Britain is predicted to have an excess amount of electricity by 2030 due to huge investments in wind and solar power, according to new analysis.

An enormous amount of energy produced by renewable sources could go to waste within a decade without significantly more energy storage technologies, such as batteries and electrolysers to make hydrogen – according to LCP, a consultancy.

Britain’s electricity grid runs on a supply and demand basis and therefore has to be kept in balance to keep the system running and avoid blackouts.

If more energy is produced than there is demand for, it goes to waste.

This impacts wind and solar notably, as unlike coal and nuclear their energy production cannot be increased on command to match demand.

The Government’s new Energy Security Strategy – which is aiming for 95% of its electricity to be from low-carbon sources such as solar panels by 2030 –  raised questions for investors of renewable sources and nuclear plants about if they will be able to find buyers for when they are producing energy above levels of demand.

Without a big expansion of energy storage technologies, this could lead to huge amounts of green electricity being wasted, with plant owners being forced to switch off production.

Chris Matson, a partner at LCP, spoke to The Times, he said: ‘For more than half the time in 2030 the UK’s renewable and nuclear backed energy system will be producing more energy from renewables and nuclear than it uses.

‘Simply wasting this generation would harm both consumers and investors so a whole system approach is essential to minimise the cost of delivering net zero.’

He said the UK needed to accelerate the delivery of technologies such as battery storage, pumped hydro-electric plants, and electrolysers.

In 2021, LCP estimated that an extra 20GWh of battery storage could reduce the amount of wind power wasted by up to 50%.

They also predicted by 2025, wind curtailments between Scotland and England will cost consumers £1bn per year and that this figure is likely to grow.

Analysis showed Great Britain curtailed wind power on 75% of days in 2020, with over 3.6TWh of wind power being turned off in total, mainly due to network constraints.

This volume of wasted wind power is enough to have powered over a million homes for a whole year.

On April 1 this year energy bills in the UK skyrocketed, by 54% as regulator Ofgem raised the price cap for an average home to £1,971 from £1,277 – an increase of £693.

It is predicted that this bill could rise even higher to around £2,700-a-year from October.

The cause of this in part is due to the expected rise in gas prices due to the Russian invasion of Ukraine.

British and European gas prices have both hit record highs since the war in Ukraine began.

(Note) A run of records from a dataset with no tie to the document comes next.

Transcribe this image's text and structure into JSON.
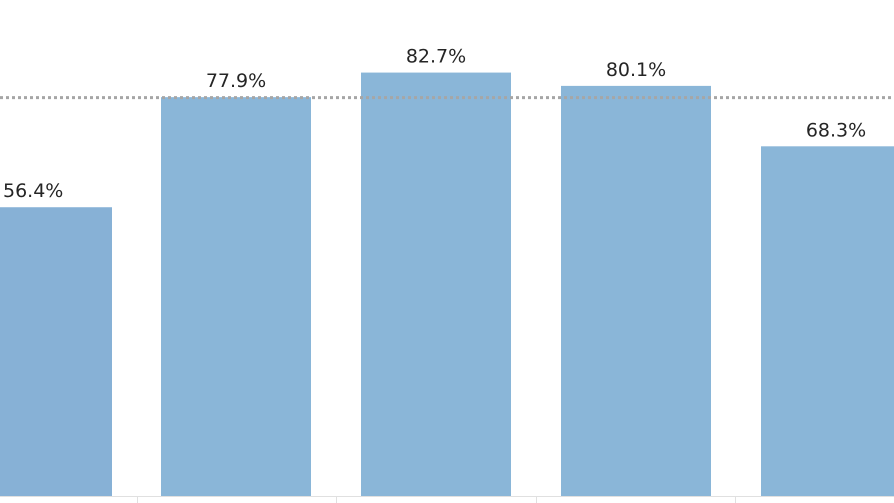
{
  "chart_data": {
    "type": "bar",
    "categories": [
      "",
      "",
      "",
      "",
      ""
    ],
    "values": [
      56.4,
      77.9,
      82.7,
      80.1,
      68.3
    ],
    "value_labels": [
      "56.4%",
      "77.9%",
      "82.7%",
      "80.1%",
      "68.3%"
    ],
    "reference_line": 77.9,
    "ylim": [
      0,
      100
    ],
    "grid": false,
    "colors": {
      "bar": "#8ab6d8",
      "bar_first": "#87b1d6",
      "reference_line": "#a6a6a6",
      "axis": "#e0e0e0"
    }
  }
}
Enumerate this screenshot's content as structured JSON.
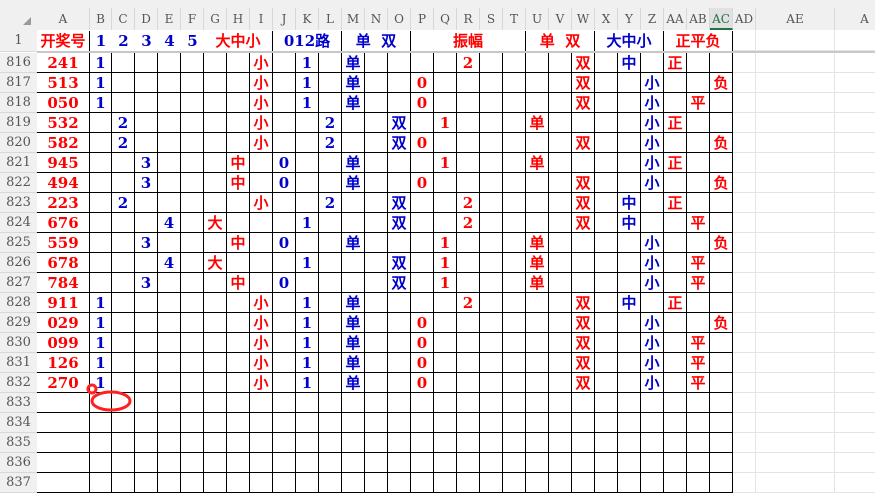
{
  "columns": [
    "A",
    "B",
    "C",
    "D",
    "E",
    "F",
    "G",
    "H",
    "I",
    "J",
    "K",
    "L",
    "M",
    "N",
    "O",
    "P",
    "Q",
    "R",
    "S",
    "T",
    "U",
    "V",
    "W",
    "X",
    "Y",
    "Z",
    "AA",
    "AB",
    "AC",
    "AD",
    "AE",
    "A"
  ],
  "selected_column": "AC",
  "colors": {
    "red": "#ff0000",
    "blue": "#0000cc",
    "selected": "#217346"
  },
  "header_row": {
    "row_number": "1",
    "groups": [
      {
        "label": "开奖号",
        "from": "A",
        "to": "A",
        "color": "red"
      },
      {
        "label": "1",
        "from": "B",
        "to": "B",
        "color": "blue"
      },
      {
        "label": "2",
        "from": "C",
        "to": "C",
        "color": "blue"
      },
      {
        "label": "3",
        "from": "D",
        "to": "D",
        "color": "blue"
      },
      {
        "label": "4",
        "from": "E",
        "to": "E",
        "color": "blue"
      },
      {
        "label": "5",
        "from": "F",
        "to": "F",
        "color": "blue"
      },
      {
        "label": "大中小",
        "from": "G",
        "to": "I",
        "color": "red"
      },
      {
        "label": "012路",
        "from": "J",
        "to": "L",
        "color": "blue"
      },
      {
        "label": "单  双",
        "from": "M",
        "to": "O",
        "color": "blue"
      },
      {
        "label": "振幅",
        "from": "P",
        "to": "T",
        "color": "red"
      },
      {
        "label": "单  双",
        "from": "U",
        "to": "W",
        "color": "red"
      },
      {
        "label": "大中小",
        "from": "X",
        "to": "Z",
        "color": "blue"
      },
      {
        "label": "正平负",
        "from": "AA",
        "to": "AC",
        "color": "red"
      }
    ]
  },
  "rows": [
    {
      "n": "816",
      "c": {
        "A": "241",
        "B": "1",
        "I": "小",
        "K": "1",
        "M": "单",
        "R": "2",
        "W": "双",
        "Y": "中",
        "AA": "正"
      }
    },
    {
      "n": "817",
      "c": {
        "A": "513",
        "B": "1",
        "I": "小",
        "K": "1",
        "M": "单",
        "P": "0",
        "W": "双",
        "Z": "小",
        "AC": "负"
      }
    },
    {
      "n": "818",
      "c": {
        "A": "050",
        "B": "1",
        "I": "小",
        "K": "1",
        "M": "单",
        "P": "0",
        "W": "双",
        "Z": "小",
        "AB": "平"
      }
    },
    {
      "n": "819",
      "c": {
        "A": "532",
        "C": "2",
        "I": "小",
        "L": "2",
        "O": "双",
        "Q": "1",
        "U": "单",
        "Z": "小",
        "AA": "正"
      }
    },
    {
      "n": "820",
      "c": {
        "A": "582",
        "C": "2",
        "I": "小",
        "L": "2",
        "O": "双",
        "P": "0",
        "W": "双",
        "Z": "小",
        "AC": "负"
      }
    },
    {
      "n": "821",
      "c": {
        "A": "945",
        "D": "3",
        "H": "中",
        "J": "0",
        "M": "单",
        "Q": "1",
        "U": "单",
        "Z": "小",
        "AA": "正"
      }
    },
    {
      "n": "822",
      "c": {
        "A": "494",
        "D": "3",
        "H": "中",
        "J": "0",
        "M": "单",
        "P": "0",
        "W": "双",
        "Z": "小",
        "AC": "负"
      }
    },
    {
      "n": "823",
      "c": {
        "A": "223",
        "C": "2",
        "I": "小",
        "L": "2",
        "O": "双",
        "R": "2",
        "W": "双",
        "Y": "中",
        "AA": "正"
      }
    },
    {
      "n": "824",
      "c": {
        "A": "676",
        "E": "4",
        "G": "大",
        "K": "1",
        "O": "双",
        "R": "2",
        "W": "双",
        "Y": "中",
        "AB": "平"
      }
    },
    {
      "n": "825",
      "c": {
        "A": "559",
        "D": "3",
        "H": "中",
        "J": "0",
        "M": "单",
        "Q": "1",
        "U": "单",
        "Z": "小",
        "AC": "负"
      }
    },
    {
      "n": "826",
      "c": {
        "A": "678",
        "E": "4",
        "G": "大",
        "K": "1",
        "O": "双",
        "Q": "1",
        "U": "单",
        "Z": "小",
        "AB": "平"
      }
    },
    {
      "n": "827",
      "c": {
        "A": "784",
        "D": "3",
        "H": "中",
        "J": "0",
        "O": "双",
        "Q": "1",
        "U": "单",
        "Z": "小",
        "AB": "平"
      }
    },
    {
      "n": "828",
      "c": {
        "A": "911",
        "B": "1",
        "I": "小",
        "K": "1",
        "M": "单",
        "R": "2",
        "W": "双",
        "Y": "中",
        "AA": "正"
      }
    },
    {
      "n": "829",
      "c": {
        "A": "029",
        "B": "1",
        "I": "小",
        "K": "1",
        "M": "单",
        "P": "0",
        "W": "双",
        "Z": "小",
        "AC": "负"
      }
    },
    {
      "n": "830",
      "c": {
        "A": "099",
        "B": "1",
        "I": "小",
        "K": "1",
        "M": "单",
        "P": "0",
        "W": "双",
        "Z": "小",
        "AB": "平"
      }
    },
    {
      "n": "831",
      "c": {
        "A": "126",
        "B": "1",
        "I": "小",
        "K": "1",
        "M": "单",
        "P": "0",
        "W": "双",
        "Z": "小",
        "AB": "平"
      }
    },
    {
      "n": "832",
      "c": {
        "A": "270",
        "B": "1",
        "I": "小",
        "K": "1",
        "M": "单",
        "P": "0",
        "W": "双",
        "Z": "小",
        "AB": "平"
      }
    },
    {
      "n": "833",
      "c": {}
    },
    {
      "n": "834",
      "c": {}
    },
    {
      "n": "835",
      "c": {}
    },
    {
      "n": "836",
      "c": {}
    },
    {
      "n": "837",
      "c": {}
    }
  ],
  "annotation": {
    "shape": "red-circle",
    "color": "#ff2020"
  }
}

While the UK only has about 5% of its gas supplied by Russia, the prices we pay can still be driven up worldwide if Russian supplies to Europe are affected.

In April, 40% of the electricity generated in the UK came from gas, 23.4% from wind, 17.1% from nuclear and solar generated 6.1%.

Following the conflict and its disruption to the international market, the Government hopes its Energy Security Strategy will help increase our self-reliance for energy production.

The plan includes the ambition to build up to eight nuclear plants to meet around a quarter of projected electricity demand by 2050.